На Томаса впервые на все время посмотрели удивительно прямо. Не сквозь — в самые глаза. По спине пробежал холодок, и его невольно передернуло.
— Да. А ты?
— Можно и так сказать, — взгляд незнакомца потускнел, и он отвернулся.
— А солнце? У меня создалось впечатление, что ты от него прячешься, — у Томаса внутри зашевелилось любопытство.
— Ненавижу солнце, — чужие губы дрогнули, словно их обладатель не мог решить — улыбнуться или нет. — Как тебя зовут?
Этот вопрос был ожидаем, но все равно удивил Томаса больше, чем тот факт, что к нему подошел незнакомый парень с целью завести довольно странноватый разговор. То, что им вдруг заинтересовался другой человек, восторгало и пугало одновременно.
— Томас.
Он повернулся к незнакомцу, ожидая, что тот представится в ответ, но он молчал.
— Ждешь, что я тоже скажу свое имя? — спросили у Томаса спустя несколько секунд.
Тот заметно смутился, словно его поймали за каким-то постыдным занятием.
— Можешь звать меня Ньют.
— Это кличка такая или сокращение от имени?
— Можно и так сказать, — Ньют глянул на него.
Этот Ньют явно не любил отвечать на вопросы. Но вот задавать их — очень даже. А еще Томасу вдруг захотелось сдернуть с него капюшон. Довольно странное и неуместное желание.

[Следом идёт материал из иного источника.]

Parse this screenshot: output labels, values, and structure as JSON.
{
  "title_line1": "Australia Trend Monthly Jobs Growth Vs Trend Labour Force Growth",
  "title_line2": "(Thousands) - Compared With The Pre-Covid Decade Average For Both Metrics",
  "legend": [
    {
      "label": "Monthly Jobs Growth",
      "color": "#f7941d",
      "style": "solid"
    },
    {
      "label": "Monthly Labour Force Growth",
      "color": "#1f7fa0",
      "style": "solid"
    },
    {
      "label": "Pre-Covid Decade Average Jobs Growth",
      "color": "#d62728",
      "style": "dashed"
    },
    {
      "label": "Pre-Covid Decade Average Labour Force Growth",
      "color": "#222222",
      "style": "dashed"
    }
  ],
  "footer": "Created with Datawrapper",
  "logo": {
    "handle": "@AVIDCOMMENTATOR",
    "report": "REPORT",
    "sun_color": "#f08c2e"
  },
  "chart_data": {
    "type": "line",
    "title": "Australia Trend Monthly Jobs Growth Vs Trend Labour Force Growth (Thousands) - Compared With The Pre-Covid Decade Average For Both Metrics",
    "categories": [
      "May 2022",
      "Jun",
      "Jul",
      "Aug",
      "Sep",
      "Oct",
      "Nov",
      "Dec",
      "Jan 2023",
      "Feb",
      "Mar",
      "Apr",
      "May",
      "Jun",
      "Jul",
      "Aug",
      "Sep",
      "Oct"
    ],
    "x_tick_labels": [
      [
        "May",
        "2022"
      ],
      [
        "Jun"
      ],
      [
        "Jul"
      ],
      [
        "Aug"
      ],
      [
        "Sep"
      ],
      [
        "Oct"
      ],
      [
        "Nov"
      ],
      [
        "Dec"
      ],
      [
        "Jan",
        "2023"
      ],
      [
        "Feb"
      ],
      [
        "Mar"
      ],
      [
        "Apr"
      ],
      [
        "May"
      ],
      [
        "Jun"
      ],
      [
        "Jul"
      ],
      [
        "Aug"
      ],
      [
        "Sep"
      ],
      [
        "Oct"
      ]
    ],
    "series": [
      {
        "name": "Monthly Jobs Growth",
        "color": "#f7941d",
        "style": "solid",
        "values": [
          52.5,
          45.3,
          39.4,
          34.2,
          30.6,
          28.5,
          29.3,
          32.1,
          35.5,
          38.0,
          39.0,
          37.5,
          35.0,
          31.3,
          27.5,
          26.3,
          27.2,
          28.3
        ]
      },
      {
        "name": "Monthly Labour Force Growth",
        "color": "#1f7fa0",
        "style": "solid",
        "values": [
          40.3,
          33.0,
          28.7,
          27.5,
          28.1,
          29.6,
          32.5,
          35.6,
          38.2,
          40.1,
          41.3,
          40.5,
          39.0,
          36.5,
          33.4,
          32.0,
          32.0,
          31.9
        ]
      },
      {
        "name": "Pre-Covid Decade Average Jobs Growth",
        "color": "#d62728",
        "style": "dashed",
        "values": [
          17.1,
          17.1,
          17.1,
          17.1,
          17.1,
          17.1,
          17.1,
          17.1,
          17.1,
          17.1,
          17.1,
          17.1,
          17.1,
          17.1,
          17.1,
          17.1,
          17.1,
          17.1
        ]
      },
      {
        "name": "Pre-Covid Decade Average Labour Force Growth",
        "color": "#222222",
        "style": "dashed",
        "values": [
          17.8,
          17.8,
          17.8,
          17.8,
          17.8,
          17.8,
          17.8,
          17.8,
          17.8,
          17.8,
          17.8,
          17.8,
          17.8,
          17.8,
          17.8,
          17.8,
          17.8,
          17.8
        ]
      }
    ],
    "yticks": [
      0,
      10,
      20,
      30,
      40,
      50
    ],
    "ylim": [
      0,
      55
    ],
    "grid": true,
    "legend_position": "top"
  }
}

Ньют глянул на небо, которое вновь затянуло тучами, и поднялся со скамейки, поглубже засовывая руки в карманы.
— Увидимся, — бросил он.
Томас оторопело уставился ему вслед, даже не сказав ничего напоследок. Он перевел взгляд наверх, на низкие сизые тучи, с которых вот-вот грозились сорваться первые дождевые капли. А потом снова посмотрел в противоположный конец аллеи — туда, где скрылся Ньют пару мгновений назад. Но Ньюта уже не было. Словно он растаял в воздухе, как предрассветный туман.
Наверное, Томас действительно забыл бы об этой странной встрече. Наверное, на следующий день он бы остался дома, рисуя узоры на запотевшем от дождя стекле. Наверное, он бы просто продолжил жить так, как жил двадцать лет до этого. Но что-то внутри — нечто воздушное и бесформенное, как облака на небе — решило за него иначе.

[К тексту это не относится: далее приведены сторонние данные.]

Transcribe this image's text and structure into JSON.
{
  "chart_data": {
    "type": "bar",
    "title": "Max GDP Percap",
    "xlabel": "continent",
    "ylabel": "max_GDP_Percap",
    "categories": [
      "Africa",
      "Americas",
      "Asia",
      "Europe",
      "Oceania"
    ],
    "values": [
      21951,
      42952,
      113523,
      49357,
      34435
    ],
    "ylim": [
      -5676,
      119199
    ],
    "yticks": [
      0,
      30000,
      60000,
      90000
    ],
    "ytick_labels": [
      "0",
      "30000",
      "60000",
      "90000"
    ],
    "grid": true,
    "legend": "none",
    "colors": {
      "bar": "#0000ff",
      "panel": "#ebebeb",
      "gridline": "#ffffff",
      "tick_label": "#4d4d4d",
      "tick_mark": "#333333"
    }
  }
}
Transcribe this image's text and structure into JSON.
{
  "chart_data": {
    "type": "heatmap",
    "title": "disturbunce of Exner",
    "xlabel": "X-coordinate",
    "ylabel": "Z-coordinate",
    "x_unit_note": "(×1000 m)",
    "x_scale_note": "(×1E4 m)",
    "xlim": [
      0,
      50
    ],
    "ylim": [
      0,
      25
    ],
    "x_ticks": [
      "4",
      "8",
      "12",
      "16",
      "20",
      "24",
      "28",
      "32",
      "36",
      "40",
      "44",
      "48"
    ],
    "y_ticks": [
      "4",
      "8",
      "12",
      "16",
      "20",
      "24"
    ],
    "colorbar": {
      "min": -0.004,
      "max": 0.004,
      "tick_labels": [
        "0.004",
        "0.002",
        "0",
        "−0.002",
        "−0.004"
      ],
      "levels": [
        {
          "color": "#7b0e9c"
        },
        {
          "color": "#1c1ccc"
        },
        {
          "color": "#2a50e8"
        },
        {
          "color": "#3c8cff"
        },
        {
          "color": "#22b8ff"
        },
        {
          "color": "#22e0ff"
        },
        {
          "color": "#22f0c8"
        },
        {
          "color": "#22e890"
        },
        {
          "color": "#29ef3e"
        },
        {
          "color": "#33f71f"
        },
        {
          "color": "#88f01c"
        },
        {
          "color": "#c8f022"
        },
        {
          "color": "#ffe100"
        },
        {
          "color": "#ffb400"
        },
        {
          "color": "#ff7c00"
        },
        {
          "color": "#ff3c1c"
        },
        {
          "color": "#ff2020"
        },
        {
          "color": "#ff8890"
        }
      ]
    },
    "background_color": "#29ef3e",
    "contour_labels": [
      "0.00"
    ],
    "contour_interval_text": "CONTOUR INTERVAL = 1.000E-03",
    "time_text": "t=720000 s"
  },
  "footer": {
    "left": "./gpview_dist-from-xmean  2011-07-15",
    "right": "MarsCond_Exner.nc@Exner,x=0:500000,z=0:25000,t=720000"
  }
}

Просматривая прямо на ходу на телефоне прогноз погоды на ближайшие пару недель, Томас не без сожаления отметил про себя, что на следующей неделе будет много солнечных дней. Сегодня дождя тоже не ожидалось — впрочем, и на солнце иногда стоит прогуляться.
Томас заметил Ньюта еще издалека — тот сидел все на той же скамейке. Создавалось впечатление, что он ждал его. Или Томас просто все себе придумал.
Он сел рядом, не произнося ни слова. А потом сделал абсолютно глупую вещь, на которую никогда в жизни бы не решился — протянул руку к Ньюту и снял с его головы капюшон. Тот пару раз моргнул, глядя перед собой, а после повернулся к Томасу с бескрайним непониманием в глазах. А сам Томас уставился на чужие золотистые волосы, в которых запутались лучи полуденного солнца.
— Солнечная погода тебе идет больше, чем пасмурная, — сказал он, в следующую секунду осознав, что, возможно, переступил границы, которые пересекать не следовало.
Лицо Ньюта никак не изменилось, лишь слегка дрогнули уголки губ — точно так же, как вчера. Он отвернулся и надел капюшон обратно, пряча под ним солнце своих волос.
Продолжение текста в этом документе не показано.